The need for this solution arose due to a limitation in the AWS Transit Gateway service, where automatic propagation of VPC routes stops at a region’s border. Other regions will not have automatic routing on the global Sportradar network when a new VPC is created in a separate region.
Solution: The solution involves several lambda functions built with Python 3.8 that:
- Are triggered when a new VPC is created in any region in any account.
- Grab all the required information from multiple sources, like the Transit Gateway Network Manager feature of AWS.
- Find all enabled and in-use regions on an east-west basis with the current region (where the VPC resides)
- Add the appropriate static routing to each region, ultimately directing traffic to a number of regional hubs and finally to the VPC itself.
- If a VPC is destroyed the static routes are removed.
- If need be, a report is generated of the current static routes versus what the routes should be.
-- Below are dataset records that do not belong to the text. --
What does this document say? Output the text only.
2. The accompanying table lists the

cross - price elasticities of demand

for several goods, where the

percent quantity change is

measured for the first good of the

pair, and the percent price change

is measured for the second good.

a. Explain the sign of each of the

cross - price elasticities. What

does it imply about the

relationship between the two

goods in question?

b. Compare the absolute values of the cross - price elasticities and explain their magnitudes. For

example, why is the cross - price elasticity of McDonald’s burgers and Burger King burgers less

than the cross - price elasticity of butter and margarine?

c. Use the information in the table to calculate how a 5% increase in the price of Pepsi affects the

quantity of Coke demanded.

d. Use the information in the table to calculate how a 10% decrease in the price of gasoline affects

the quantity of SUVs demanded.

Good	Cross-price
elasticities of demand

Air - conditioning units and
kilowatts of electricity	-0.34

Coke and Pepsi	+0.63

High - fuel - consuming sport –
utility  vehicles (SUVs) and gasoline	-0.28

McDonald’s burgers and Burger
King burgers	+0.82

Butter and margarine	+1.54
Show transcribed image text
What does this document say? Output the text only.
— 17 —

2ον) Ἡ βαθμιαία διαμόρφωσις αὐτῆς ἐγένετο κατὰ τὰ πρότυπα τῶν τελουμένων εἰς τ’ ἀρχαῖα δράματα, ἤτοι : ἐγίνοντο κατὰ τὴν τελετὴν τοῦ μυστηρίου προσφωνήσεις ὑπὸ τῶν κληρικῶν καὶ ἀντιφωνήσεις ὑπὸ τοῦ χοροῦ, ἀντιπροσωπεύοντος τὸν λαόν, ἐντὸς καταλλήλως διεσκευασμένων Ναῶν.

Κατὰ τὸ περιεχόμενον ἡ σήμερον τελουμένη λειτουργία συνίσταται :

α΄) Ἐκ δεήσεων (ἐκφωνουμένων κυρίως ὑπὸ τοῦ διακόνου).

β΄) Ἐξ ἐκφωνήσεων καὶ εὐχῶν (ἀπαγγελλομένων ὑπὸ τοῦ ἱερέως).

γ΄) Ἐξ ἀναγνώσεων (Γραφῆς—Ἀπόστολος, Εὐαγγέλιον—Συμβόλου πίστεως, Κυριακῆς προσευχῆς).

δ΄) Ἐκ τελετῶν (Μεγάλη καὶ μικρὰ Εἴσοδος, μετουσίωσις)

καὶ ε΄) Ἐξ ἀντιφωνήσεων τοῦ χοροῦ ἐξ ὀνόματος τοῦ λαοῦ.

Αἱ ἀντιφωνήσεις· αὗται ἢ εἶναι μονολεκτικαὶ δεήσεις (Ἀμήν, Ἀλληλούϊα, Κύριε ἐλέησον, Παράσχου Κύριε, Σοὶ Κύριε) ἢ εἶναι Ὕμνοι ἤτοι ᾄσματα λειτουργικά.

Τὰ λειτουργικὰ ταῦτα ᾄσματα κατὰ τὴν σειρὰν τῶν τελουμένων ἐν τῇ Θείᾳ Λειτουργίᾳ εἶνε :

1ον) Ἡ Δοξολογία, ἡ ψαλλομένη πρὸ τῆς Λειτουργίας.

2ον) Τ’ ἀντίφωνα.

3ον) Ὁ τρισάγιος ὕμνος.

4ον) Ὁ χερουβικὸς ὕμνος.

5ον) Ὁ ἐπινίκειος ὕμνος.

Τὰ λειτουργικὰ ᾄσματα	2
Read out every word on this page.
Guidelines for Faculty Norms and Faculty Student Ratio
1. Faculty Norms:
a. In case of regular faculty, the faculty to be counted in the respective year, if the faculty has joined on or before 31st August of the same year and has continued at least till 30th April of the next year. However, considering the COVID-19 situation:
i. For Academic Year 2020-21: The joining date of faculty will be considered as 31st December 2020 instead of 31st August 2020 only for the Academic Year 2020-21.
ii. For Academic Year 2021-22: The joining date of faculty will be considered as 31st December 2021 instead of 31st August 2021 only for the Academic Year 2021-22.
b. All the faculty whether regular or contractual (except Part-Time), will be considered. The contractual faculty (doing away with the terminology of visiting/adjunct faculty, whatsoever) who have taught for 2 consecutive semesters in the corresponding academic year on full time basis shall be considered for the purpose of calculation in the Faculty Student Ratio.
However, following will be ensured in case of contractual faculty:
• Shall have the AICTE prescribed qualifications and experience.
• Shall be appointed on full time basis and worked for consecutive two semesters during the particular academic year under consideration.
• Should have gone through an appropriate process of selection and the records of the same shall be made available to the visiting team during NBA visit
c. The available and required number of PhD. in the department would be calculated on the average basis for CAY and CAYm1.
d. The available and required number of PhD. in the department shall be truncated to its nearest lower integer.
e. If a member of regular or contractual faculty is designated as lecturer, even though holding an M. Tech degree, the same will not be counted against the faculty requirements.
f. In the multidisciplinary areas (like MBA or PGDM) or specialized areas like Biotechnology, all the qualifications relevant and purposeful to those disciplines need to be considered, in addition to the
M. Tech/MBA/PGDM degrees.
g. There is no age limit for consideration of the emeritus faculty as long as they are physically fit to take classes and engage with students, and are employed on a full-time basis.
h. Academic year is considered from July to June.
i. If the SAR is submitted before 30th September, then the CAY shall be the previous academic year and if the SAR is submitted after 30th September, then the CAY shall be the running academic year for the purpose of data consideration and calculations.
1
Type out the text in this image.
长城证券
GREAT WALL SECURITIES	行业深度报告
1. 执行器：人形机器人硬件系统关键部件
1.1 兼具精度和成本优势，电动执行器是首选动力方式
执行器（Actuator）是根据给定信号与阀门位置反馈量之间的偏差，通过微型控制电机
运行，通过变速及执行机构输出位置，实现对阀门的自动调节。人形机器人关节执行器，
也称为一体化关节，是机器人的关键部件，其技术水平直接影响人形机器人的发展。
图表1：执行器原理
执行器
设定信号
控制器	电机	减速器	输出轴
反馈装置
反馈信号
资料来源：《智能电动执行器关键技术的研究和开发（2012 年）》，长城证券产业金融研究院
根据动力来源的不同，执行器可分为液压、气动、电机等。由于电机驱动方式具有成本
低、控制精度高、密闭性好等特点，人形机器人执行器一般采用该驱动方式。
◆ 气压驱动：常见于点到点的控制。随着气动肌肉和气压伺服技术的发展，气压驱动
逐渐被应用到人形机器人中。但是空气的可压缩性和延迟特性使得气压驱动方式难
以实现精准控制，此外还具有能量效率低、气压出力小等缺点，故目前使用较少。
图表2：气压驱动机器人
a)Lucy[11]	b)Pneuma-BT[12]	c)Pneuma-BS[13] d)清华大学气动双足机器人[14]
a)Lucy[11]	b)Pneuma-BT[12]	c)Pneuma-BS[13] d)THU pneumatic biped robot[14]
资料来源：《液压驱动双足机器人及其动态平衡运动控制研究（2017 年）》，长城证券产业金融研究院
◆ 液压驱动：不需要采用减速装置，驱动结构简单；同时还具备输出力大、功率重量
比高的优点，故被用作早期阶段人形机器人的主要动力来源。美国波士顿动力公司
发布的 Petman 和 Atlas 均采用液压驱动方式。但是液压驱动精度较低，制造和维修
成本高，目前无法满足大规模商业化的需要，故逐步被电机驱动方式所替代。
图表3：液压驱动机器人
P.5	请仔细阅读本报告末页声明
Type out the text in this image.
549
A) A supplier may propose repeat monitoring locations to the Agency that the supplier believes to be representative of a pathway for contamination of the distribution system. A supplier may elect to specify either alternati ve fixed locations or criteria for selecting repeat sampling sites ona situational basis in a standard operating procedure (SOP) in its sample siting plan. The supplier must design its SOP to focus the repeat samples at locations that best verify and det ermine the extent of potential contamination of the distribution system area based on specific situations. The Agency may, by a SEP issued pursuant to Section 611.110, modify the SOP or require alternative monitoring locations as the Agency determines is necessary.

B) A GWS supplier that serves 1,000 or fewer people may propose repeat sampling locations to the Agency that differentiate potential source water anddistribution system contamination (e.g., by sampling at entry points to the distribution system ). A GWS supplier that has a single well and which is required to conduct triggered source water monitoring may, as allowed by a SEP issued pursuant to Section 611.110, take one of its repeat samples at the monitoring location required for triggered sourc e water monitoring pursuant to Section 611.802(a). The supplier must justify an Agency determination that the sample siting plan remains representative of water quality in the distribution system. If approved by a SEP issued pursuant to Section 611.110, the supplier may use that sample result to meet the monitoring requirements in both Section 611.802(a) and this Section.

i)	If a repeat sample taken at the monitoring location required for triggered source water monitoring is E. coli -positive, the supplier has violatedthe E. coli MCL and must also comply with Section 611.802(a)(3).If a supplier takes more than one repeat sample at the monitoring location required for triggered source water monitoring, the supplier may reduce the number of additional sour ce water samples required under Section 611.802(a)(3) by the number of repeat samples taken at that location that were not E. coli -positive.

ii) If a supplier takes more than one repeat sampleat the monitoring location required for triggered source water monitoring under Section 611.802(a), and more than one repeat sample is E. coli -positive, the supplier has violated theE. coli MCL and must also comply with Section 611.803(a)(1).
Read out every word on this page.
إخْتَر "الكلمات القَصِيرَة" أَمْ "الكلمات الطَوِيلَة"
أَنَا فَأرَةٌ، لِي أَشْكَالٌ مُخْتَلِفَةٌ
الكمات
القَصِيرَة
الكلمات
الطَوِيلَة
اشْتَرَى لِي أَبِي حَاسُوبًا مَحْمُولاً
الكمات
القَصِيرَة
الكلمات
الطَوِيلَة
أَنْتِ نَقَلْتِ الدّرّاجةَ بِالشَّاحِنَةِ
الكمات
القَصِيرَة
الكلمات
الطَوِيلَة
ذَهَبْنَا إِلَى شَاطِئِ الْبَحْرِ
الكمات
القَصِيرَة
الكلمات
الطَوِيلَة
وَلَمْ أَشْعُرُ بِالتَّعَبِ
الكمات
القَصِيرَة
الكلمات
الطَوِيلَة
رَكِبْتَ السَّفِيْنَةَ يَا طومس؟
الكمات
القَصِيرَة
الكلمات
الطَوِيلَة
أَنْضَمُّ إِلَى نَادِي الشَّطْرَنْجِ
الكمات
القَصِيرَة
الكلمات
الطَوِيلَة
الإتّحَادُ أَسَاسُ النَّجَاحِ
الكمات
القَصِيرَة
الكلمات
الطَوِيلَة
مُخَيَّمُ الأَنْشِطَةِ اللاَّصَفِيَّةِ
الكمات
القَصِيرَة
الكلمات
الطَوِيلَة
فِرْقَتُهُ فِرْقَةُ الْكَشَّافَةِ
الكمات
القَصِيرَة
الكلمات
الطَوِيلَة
This will point out any configuration drift in the setup.
Solution Details – Migration to a new Control Tower managed AWS Organization
Goal: Migrate hundreds of accounts from the previous non-managed organization to a new AWS organization managed by Control Tower and its guardrails.
Solution: 56Bit was engaged to consult on a migration plan and fill any technical gaps related to this migration. The migration itself, led by Sportradar, was carried out over a few hours (a big bang approach was chosen due to many considerations) and did not result in any downtime.
All Sportradar AWS accounts, where both non-production and production workloads reside, are now running in this new organization.
The new organization is fully automated to enable the creation of new accounts that are secured by multiple guardrails, connected to the global network and connected to all the periphery services like Alerting, Monitoring, Firewalling, etc.